Hamilton County's attorney said the county soon will approve a new open records policy that will include details of how it will deal with multiple records requests.

In a letter sent to the Times Free Press last week, the county asked that, until the policy is in place, all records requests should be made through "the appropriate county office" instead of requesting records from individual officials and employees so the county can track them.

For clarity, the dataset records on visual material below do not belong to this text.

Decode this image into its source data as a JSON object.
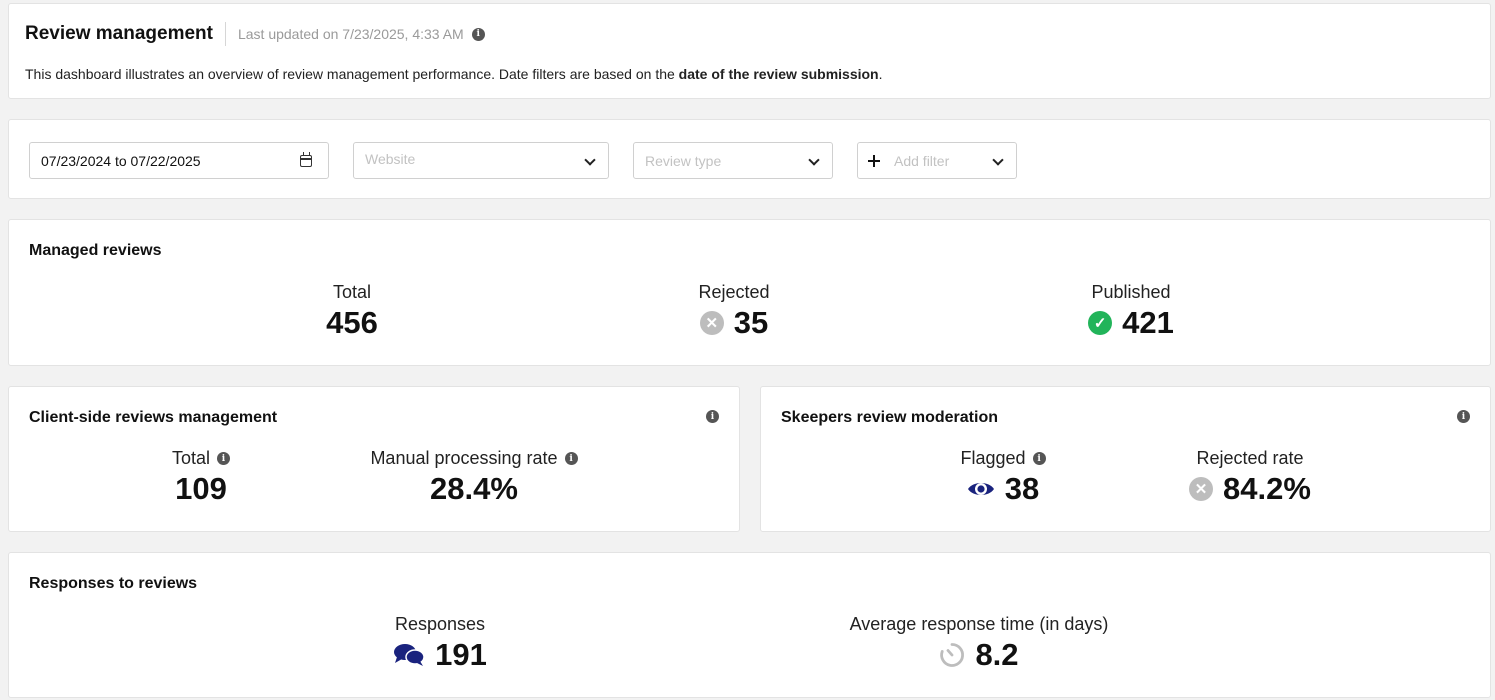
{
  "header": {
    "title": "Review management",
    "last_updated": "Last updated on 7/23/2025, 4:33 AM",
    "description_prefix": "This dashboard illustrates an overview of review management performance. Date filters are based on the ",
    "description_bold": "date of the review submission",
    "description_suffix": "."
  },
  "filters": {
    "date_range": "07/23/2024 to 07/22/2025",
    "website_placeholder": "Website",
    "review_type_placeholder": "Review type",
    "add_filter_label": "Add filter"
  },
  "managed_reviews": {
    "title": "Managed reviews",
    "total_label": "Total",
    "total_value": "456",
    "rejected_label": "Rejected",
    "rejected_value": "35",
    "published_label": "Published",
    "published_value": "421"
  },
  "client_side": {
    "title": "Client-side reviews management",
    "total_label": "Total",
    "total_value": "109",
    "manual_rate_label": "Manual processing rate",
    "manual_rate_value": "28.4%"
  },
  "skeepers_moderation": {
    "title": "Skeepers review moderation",
    "flagged_label": "Flagged",
    "flagged_value": "38",
    "rejected_rate_label": "Rejected rate",
    "rejected_rate_value": "84.2%"
  },
  "responses": {
    "title": "Responses to reviews",
    "responses_label": "Responses",
    "responses_value": "191",
    "avg_time_label": "Average response time (in days)",
    "avg_time_value": "8.2"
  },
  "icons": {
    "info": "info-icon",
    "rejected": "x-circle-icon",
    "published": "check-circle-icon",
    "flagged": "eye-icon",
    "responses": "chat-bubbles-icon",
    "avg_time": "timer-icon",
    "date": "calendar-icon",
    "dropdown": "chevron-down-icon",
    "add": "plus-icon"
  },
  "colors": {
    "published_green": "#22b45a",
    "rejected_gray": "#bdbdbd",
    "icon_navy": "#1a237e",
    "placeholder_gray": "#c2c2c2"
  }
}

County Attorney Rheubin Taylor said the county would face "inevitable liability" if county employees and officials did not properly comply with the requests.

"At present, the county mayor has members of his staff drafting policy and procedures for the county's response to requests made pursuant to the Tennessee Open Records Act," Taylor wrote. "I would anticipate the final version being ready for County Commission approval within the next few weeks."

Taylor said "all the requests we've been receiving" prompted the decision to draw up a new policy but did not offer specific numbers or name specific media organizations.

In the last few months, the Times Free Press made requests for mail and e-mails sent to commissioners. In August, Elisha Hodge, Tennessee's counsel for the state Office of Open Records, gave commissioners an hourlong presentation on the Open Records and Open Meetings Act. The presentation was scheduled after the Times Free Press started making the requests.

Taylor said the policy the county is considering will have a "frequent and multiple requests provision," which Hodge said could bring the county under the state's "safe harbor" policy if the county's new policy complies with state law.

She said the frequent and multiple request policy will allow the county to start charging a labor fee immediately once a person or group requesting records has made more than four requests for copies in a calendar month. The policy could not cover records that are routinely made available, such as meeting agendas.

Hodge said anyone who requests a copy of a record is entitled to a free hour of labor under state law. Under a frequent request policy, any person asking for copies of records more than four times a month would not receive a free first hour of labor after making the fifth request. The safe harbor policy would offer the county protection if the way it calculates labor fees were challenged in court.

"It's a safe harbor, a protection that you do what is allowed through the schedule and through these policies," Hodge said.

Hodge added there is no cost associated with inspecting a record, unless the law requires a fee for inspection.

Taylor declined to release a draft of the county's new records policy, claiming it is an "attorney work product." Taylor said the policy as proposed would apply to all county constitutional offices, but not the county school system.

County Mayor Claude Ramsey said the policy will ensure the county is complying with the state Open Records Law.